センター長から夕方に話がしたいと言われた私は、すぐに主人に連絡をし、仕事を早めに切り上げて病院へ来てほしいとお願いをしました。

忙しそうではありましたが、大事なそうちゃんのことだったので、もちろん主人はすぐに了解してくれました。

そして、連絡を終えた私がそうちゃんのところへ戻ると、そこには看護主任さんが待ち構えていました。

「こんな急にお父さん大丈夫だった?!ほんと自分の都合ばっかり押しつけるんだから!」

どうやら私とセンター長とのやりとりを見ていたようでした。

忙しい中でそんな些細なことにまで気を回してくださった気持ちはとても有難く感じましたが、同時にセンター長に向けられているあまりの厳しさが少し気の毒にも感じてしまったので、私は全く気にしていないことを伝えました。

「あの人はちゃんと言わないと分からない人だからいいの!」

看護主任さんを始め、看護師さんたち女性陣はとても強くて、いつも目を光らせてくれていました。


最近のセンター長はというと、おそらく看護主任さんのおかげで、以前とは比べものにならないほどに接しやすくなっていて、特に敗血症を乗り越えたあたりでは一緒に喜んでくれたり、優しさも見せてくれるようになり、かつての不信感もだいぶなくなってきていたので、
もう少しセンター長への厳しさも和らいでくるといいな…なんて勝手なことを願ったりしていました。



夕方になり、検査結果を聞くために主人と案内された個室に入ると、先生方よりも先に看護主任さんが入ってきました。

「今日は私も入るから。」

私に任せなさいと言わんばかりの貫禄と存在感に私たちはどこか安心していました。

そしてセンター長が来ると、早速検査結果の報告がありました。

若い主治医の先生がパソコンで開いてくれたCT画像を見ながら、センター長がゆっくりと説明を始めました。

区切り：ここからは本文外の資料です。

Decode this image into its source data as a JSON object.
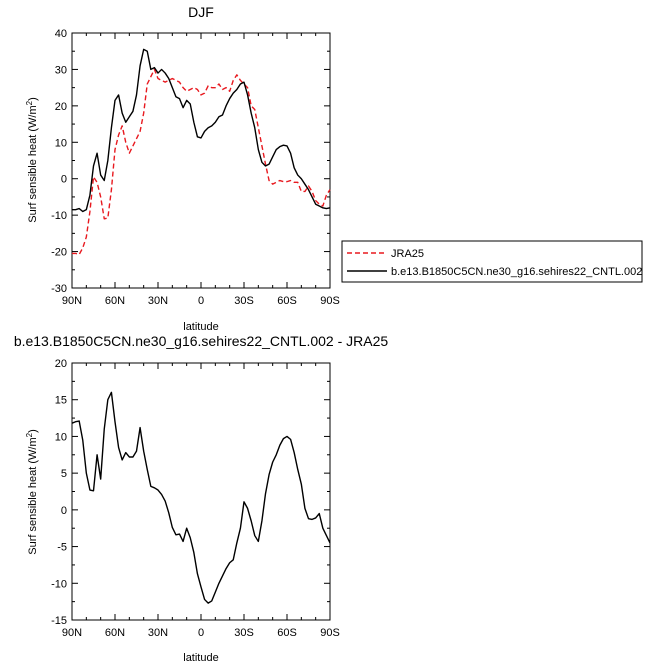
{
  "chart_data": [
    {
      "type": "line",
      "title": "DJF",
      "xlabel": "latitude",
      "ylabel_main": "Surf sensible heat (W/m",
      "ylabel_sup": "2",
      "ylabel_end": ")",
      "xlim": [
        90,
        -90
      ],
      "ylim": [
        -30,
        40
      ],
      "x_ticks": [
        90,
        60,
        30,
        0,
        -30,
        -60,
        -90
      ],
      "x_tick_labels": [
        "90N",
        "60N",
        "30N",
        "0",
        "30S",
        "60S",
        "90S"
      ],
      "y_ticks": [
        -30,
        -20,
        -10,
        0,
        10,
        20,
        30,
        40
      ],
      "y_tick_labels": [
        "-30",
        "-20",
        "-10",
        "0",
        "10",
        "20",
        "30",
        "40"
      ],
      "legend": {
        "position": "right",
        "entries": [
          "JRA25",
          "b.e13.B1850C5CN.ne30_g16.sehires22_CNTL.002"
        ]
      },
      "series": [
        {
          "name": "JRA25",
          "color": "#e8191f",
          "dash": "dashed",
          "x": [
            90,
            87.5,
            85,
            82.5,
            80,
            77.5,
            75,
            72.5,
            70,
            67.5,
            65,
            62.5,
            60,
            57.5,
            55,
            52.5,
            50,
            47.5,
            45,
            42.5,
            40,
            37.5,
            35,
            32.5,
            30,
            27.5,
            25,
            22.5,
            20,
            17.5,
            15,
            12.5,
            10,
            7.5,
            5,
            2.5,
            0,
            -2.5,
            -5,
            -7.5,
            -10,
            -12.5,
            -15,
            -17.5,
            -20,
            -22.5,
            -25,
            -27.5,
            -30,
            -32.5,
            -35,
            -37.5,
            -40,
            -42.5,
            -45,
            -47.5,
            -50,
            -52.5,
            -55,
            -57.5,
            -60,
            -62.5,
            -65,
            -67.5,
            -70,
            -72.5,
            -75,
            -77.5,
            -80,
            -82.5,
            -85,
            -87.5,
            -90
          ],
          "y": [
            -20.5,
            -20.5,
            -20.8,
            -19,
            -16,
            -9,
            0.5,
            -1,
            -5,
            -11,
            -10.8,
            -3,
            8,
            12,
            14.5,
            10,
            7,
            9,
            11,
            13,
            18,
            26,
            28,
            30,
            27.5,
            27,
            26.5,
            27,
            27.5,
            27,
            26.5,
            25,
            24,
            24.5,
            25,
            24.5,
            23,
            23.5,
            25.5,
            25,
            25,
            26,
            24.5,
            25,
            24,
            27,
            28.5,
            27,
            26,
            25,
            20,
            19,
            14,
            9,
            4,
            -0.5,
            -1.5,
            -1,
            -0.5,
            -0.8,
            -0.8,
            -0.5,
            -1,
            -1,
            -3.5,
            -3.5,
            -2,
            -3.5,
            -6,
            -7,
            -7.5,
            -4.5,
            -3
          ]
        },
        {
          "name": "b.e13.B1850C5CN.ne30_g16.sehires22_CNTL.002",
          "color": "#000000",
          "dash": "solid",
          "x": [
            90,
            87.5,
            85,
            82.5,
            80,
            77.5,
            75,
            72.5,
            70,
            67.5,
            65,
            62.5,
            60,
            57.5,
            55,
            52.5,
            50,
            47.5,
            45,
            42.5,
            40,
            37.5,
            35,
            32.5,
            30,
            27.5,
            25,
            22.5,
            20,
            17.5,
            15,
            12.5,
            10,
            7.5,
            5,
            2.5,
            0,
            -2.5,
            -5,
            -7.5,
            -10,
            -12.5,
            -15,
            -17.5,
            -20,
            -22.5,
            -25,
            -27.5,
            -30,
            -32.5,
            -35,
            -37.5,
            -40,
            -42.5,
            -45,
            -47.5,
            -50,
            -52.5,
            -55,
            -57.5,
            -60,
            -62.5,
            -65,
            -67.5,
            -70,
            -72.5,
            -75,
            -77.5,
            -80,
            -82.5,
            -85,
            -87.5,
            -90
          ],
          "y": [
            -8.5,
            -8.5,
            -8.2,
            -9,
            -8.5,
            -4.5,
            3.5,
            7,
            1,
            -0.5,
            5,
            14,
            21.5,
            23,
            18,
            15.5,
            17,
            18.5,
            23,
            31,
            35.5,
            35,
            30,
            30.5,
            29,
            30,
            29,
            27.5,
            25,
            22.5,
            22,
            19.5,
            21.5,
            20.5,
            15.5,
            11.5,
            11.2,
            13,
            14,
            14.5,
            15.5,
            17,
            17.5,
            20,
            22,
            23.5,
            24.5,
            26,
            26.5,
            23,
            18,
            14,
            8,
            4.5,
            3.5,
            4,
            6,
            8,
            8.8,
            9.2,
            9,
            7,
            3,
            1,
            0,
            -1.5,
            -3,
            -5,
            -7,
            -7.5,
            -8,
            -8.2,
            -8
          ]
        }
      ]
    },
    {
      "type": "line",
      "title": "b.e13.B1850C5CN.ne30_g16.sehires22_CNTL.002 - JRA25",
      "xlabel": "latitude",
      "ylabel_main": "Surf sensible heat (W/m",
      "ylabel_sup": "2",
      "ylabel_end": ")",
      "xlim": [
        90,
        -90
      ],
      "ylim": [
        -15,
        20
      ],
      "x_ticks": [
        90,
        60,
        30,
        0,
        -30,
        -60,
        -90
      ],
      "x_tick_labels": [
        "90N",
        "60N",
        "30N",
        "0",
        "30S",
        "60S",
        "90S"
      ],
      "y_ticks": [
        -15,
        -10,
        -5,
        0,
        5,
        10,
        15,
        20
      ],
      "y_tick_labels": [
        "-15",
        "-10",
        "-5",
        "0",
        "5",
        "10",
        "15",
        "20"
      ],
      "series": [
        {
          "color": "#000000",
          "dash": "solid",
          "x": [
            90,
            87.5,
            85,
            82.5,
            80,
            77.5,
            75,
            72.5,
            70,
            67.5,
            65,
            62.5,
            60,
            57.5,
            55,
            52.5,
            50,
            47.5,
            45,
            42.5,
            40,
            37.5,
            35,
            32.5,
            30,
            27.5,
            25,
            22.5,
            20,
            17.5,
            15,
            12.5,
            10,
            7.5,
            5,
            2.5,
            0,
            -2.5,
            -5,
            -7.5,
            -10,
            -12.5,
            -15,
            -17.5,
            -20,
            -22.5,
            -25,
            -27.5,
            -30,
            -32.5,
            -35,
            -37.5,
            -40,
            -42.5,
            -45,
            -47.5,
            -50,
            -52.5,
            -55,
            -57.5,
            -60,
            -62.5,
            -65,
            -67.5,
            -70,
            -72.5,
            -75,
            -77.5,
            -80,
            -82.5,
            -85,
            -87.5,
            -90
          ],
          "y": [
            11.8,
            12,
            12.1,
            9.5,
            5,
            2.7,
            2.6,
            7.5,
            4.2,
            11,
            15,
            16,
            12,
            8.5,
            6.8,
            7.8,
            7.2,
            7.2,
            8,
            11.2,
            8,
            5.5,
            3.2,
            3,
            2.7,
            2.1,
            1.2,
            -0.4,
            -2.4,
            -3.4,
            -3.3,
            -4.3,
            -2.5,
            -3.8,
            -5.8,
            -8.7,
            -10.5,
            -12.2,
            -12.7,
            -12.4,
            -11.2,
            -10,
            -9,
            -8,
            -7.2,
            -6.8,
            -4.5,
            -2.5,
            1.1,
            0.2,
            -1.5,
            -3.5,
            -4.3,
            -1.5,
            2.2,
            4.8,
            6.5,
            7.5,
            8.8,
            9.7,
            10,
            9.6,
            7.8,
            5.5,
            3.5,
            0.2,
            -1.2,
            -1.3,
            -1.1,
            -0.5,
            -2.5,
            -3.5,
            -4.5
          ]
        }
      ]
    }
  ]
}
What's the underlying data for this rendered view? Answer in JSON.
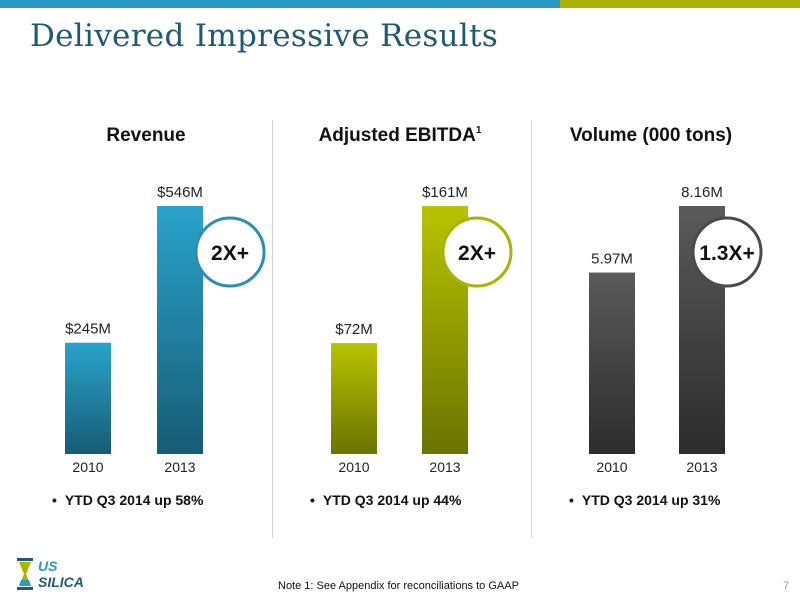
{
  "slide": {
    "title": "Delivered Impressive Results",
    "footnote": "Note 1:  See Appendix for reconciliations to GAAP",
    "page_number": "7",
    "logo_text": [
      "US",
      "SILICA"
    ]
  },
  "colors": {
    "brand_blue": "#2a9ac4",
    "brand_green": "#a8b400",
    "title": "#1e5a72"
  },
  "chart_data": [
    {
      "type": "bar",
      "title": "Revenue",
      "title_sup": "",
      "categories": [
        "2010",
        "2013"
      ],
      "values": [
        245,
        546
      ],
      "unit": "$M",
      "value_labels": [
        "$245M",
        "$546M"
      ],
      "ylim": [
        0,
        546
      ],
      "multiplier": "2X+",
      "bullet": "YTD Q3 2014 up 58%",
      "color_top": "#2aa3cc",
      "color_bottom": "#175c74",
      "ring_color": "#2a8fb6"
    },
    {
      "type": "bar",
      "title": "Adjusted EBITDA",
      "title_sup": "1",
      "categories": [
        "2010",
        "2013"
      ],
      "values": [
        72,
        161
      ],
      "unit": "$M",
      "value_labels": [
        "$72M",
        "$161M"
      ],
      "ylim": [
        0,
        161
      ],
      "multiplier": "2X+",
      "bullet": "YTD Q3 2014 up 44%",
      "color_top": "#b8c400",
      "color_bottom": "#6a7400",
      "ring_color": "#a8b400"
    },
    {
      "type": "bar",
      "title": "Volume (000 tons)",
      "title_sup": "",
      "categories": [
        "2010",
        "2013"
      ],
      "values": [
        5.97,
        8.16
      ],
      "unit": "000 tons",
      "value_labels": [
        "5.97M",
        "8.16M"
      ],
      "ylim": [
        0,
        8.16
      ],
      "multiplier": "1.3X+",
      "bullet": "YTD Q3 2014 up 31%",
      "color_top": "#5a5a5a",
      "color_bottom": "#2c2c2c",
      "ring_color": "#4a4a4a"
    }
  ]
}
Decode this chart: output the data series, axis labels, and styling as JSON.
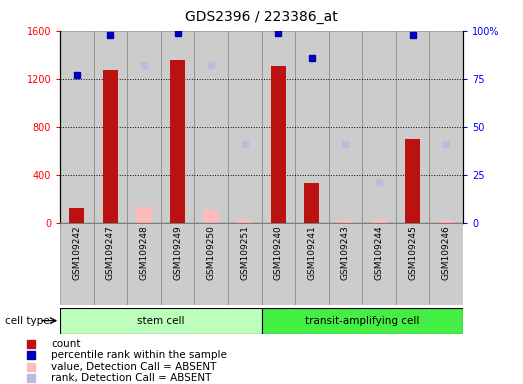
{
  "title": "GDS2396 / 223386_at",
  "samples": [
    "GSM109242",
    "GSM109247",
    "GSM109248",
    "GSM109249",
    "GSM109250",
    "GSM109251",
    "GSM109240",
    "GSM109241",
    "GSM109243",
    "GSM109244",
    "GSM109245",
    "GSM109246"
  ],
  "count_values": [
    120,
    1270,
    null,
    1360,
    null,
    null,
    1310,
    330,
    null,
    null,
    700,
    null
  ],
  "count_absent": [
    null,
    null,
    130,
    null,
    110,
    20,
    null,
    null,
    20,
    20,
    null,
    20
  ],
  "percentile_rank": [
    77,
    98,
    null,
    99,
    null,
    null,
    99,
    86,
    null,
    null,
    98,
    null
  ],
  "rank_absent": [
    null,
    null,
    82,
    null,
    82,
    41,
    null,
    null,
    41,
    21,
    null,
    41
  ],
  "left_ylim": [
    0,
    1600
  ],
  "right_ylim": [
    0,
    100
  ],
  "left_yticks": [
    0,
    400,
    800,
    1200,
    1600
  ],
  "right_yticks": [
    0,
    25,
    50,
    75,
    100
  ],
  "bar_color": "#bb1111",
  "bar_absent_color": "#ffbbbb",
  "dot_color": "#0000bb",
  "dot_absent_color": "#bbbbdd",
  "stem_cell_color": "#bbffbb",
  "transit_cell_color": "#44ee44",
  "col_bg_color": "#cccccc",
  "legend_items": [
    "count",
    "percentile rank within the sample",
    "value, Detection Call = ABSENT",
    "rank, Detection Call = ABSENT"
  ]
}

「エコーで見えていた肺のあたりの組織ですが、食道裂孔ヘルニアでした。」

「胃の一部が胸腔側へ脱出している状態で、この脱出してる部分がエコーに写っていたと思われます。
このくらい出ていると本来ミルクの消化も難しいので、これまで問題なくミルクを吸収できてたことが不思議なくらいなんですがね。
まぁ目には見えてないだけで、知らないうちに逆流してると思うので本人は辛いとは思いますが…」


初めて聞く病名に不安はありましたが、肺がもうひとつあるかもしれないと、想像すらできない状態を覚悟していただけに、思っていたよりも分かりやすかったその症状に少し安心している自分もいました。

そして、そうちゃんが逆流で辛い思いをしていると知ると心配にもなりましたが、手術で治せるものであるということだったので安心することができ、分からないことだらけだった不安と恐怖から少しだけ解き放たれたようなような気がしました。


ところが、次に出てきたセンター長の言葉に、私たちはまた悲しみに突き落とされてしまいました。


「元気に成長する見込みのあるお子さんだったら手術を勧めますが、そうちゃんの場合はそれもあまり期待できませんし、今は支障もなさそうなので手術の適応はありません。」


元気な子だったら…
逆流してるのに支障はないって…


これが現実なのだとは分かっていても、こんなにも色々な変化も見せてくれていて、いくつもの奇跡を起こしてくれていても、僅かな可能性を信じる感じはなく、積極的な治療をしないという方向性を知り、とても悲しい気持ちになってしまいました。


隣にいた看護主任さんは、厳しい表情でセンター長を見ていましたが、何も言わず黙っていました。


「それから腹部の腫瘤ですが、CTを見るとおそらく腫瘤ではなく腹壁ヘルニアではないかと。」

腫瘤とヘルニアって全然違うけど…

そうちゃんが前例のない難しい病気であることは理解していましたが、それにしてもあまりに頻繁に大きく変わる診断に、もはや何を信じて進んでいけば良いのかさえも分からなくなりつつありました。

これまで無理だと言われていたことも、少しずつではありましたが、確実にできるようになってきていたそうちゃんなら、これからまだまだ沢山の奇跡を起こしてくれるような気がして、私たちはどうしてもすぐに諦めることができませんでした。

そして、どんなに分からないことが多くても、難しい病気でも、ほんのわずかな可能性があるのなら、主治医には諦めてほしくありませんでした。

正確に言えば、諦めた訳ではなかったのだとは思いますが、諦めてしまったかのように聞こえる数々の言葉に私たちはとても複雑な思いでいました。

ここにいたら、もうずっと積極的な治療はしてもらえないのかな。

このまま先生の言うことをそのまま受け入れていって、本当にいいのかな。


そんな葛藤が私たちの中に沸き起こってきてしまっていました。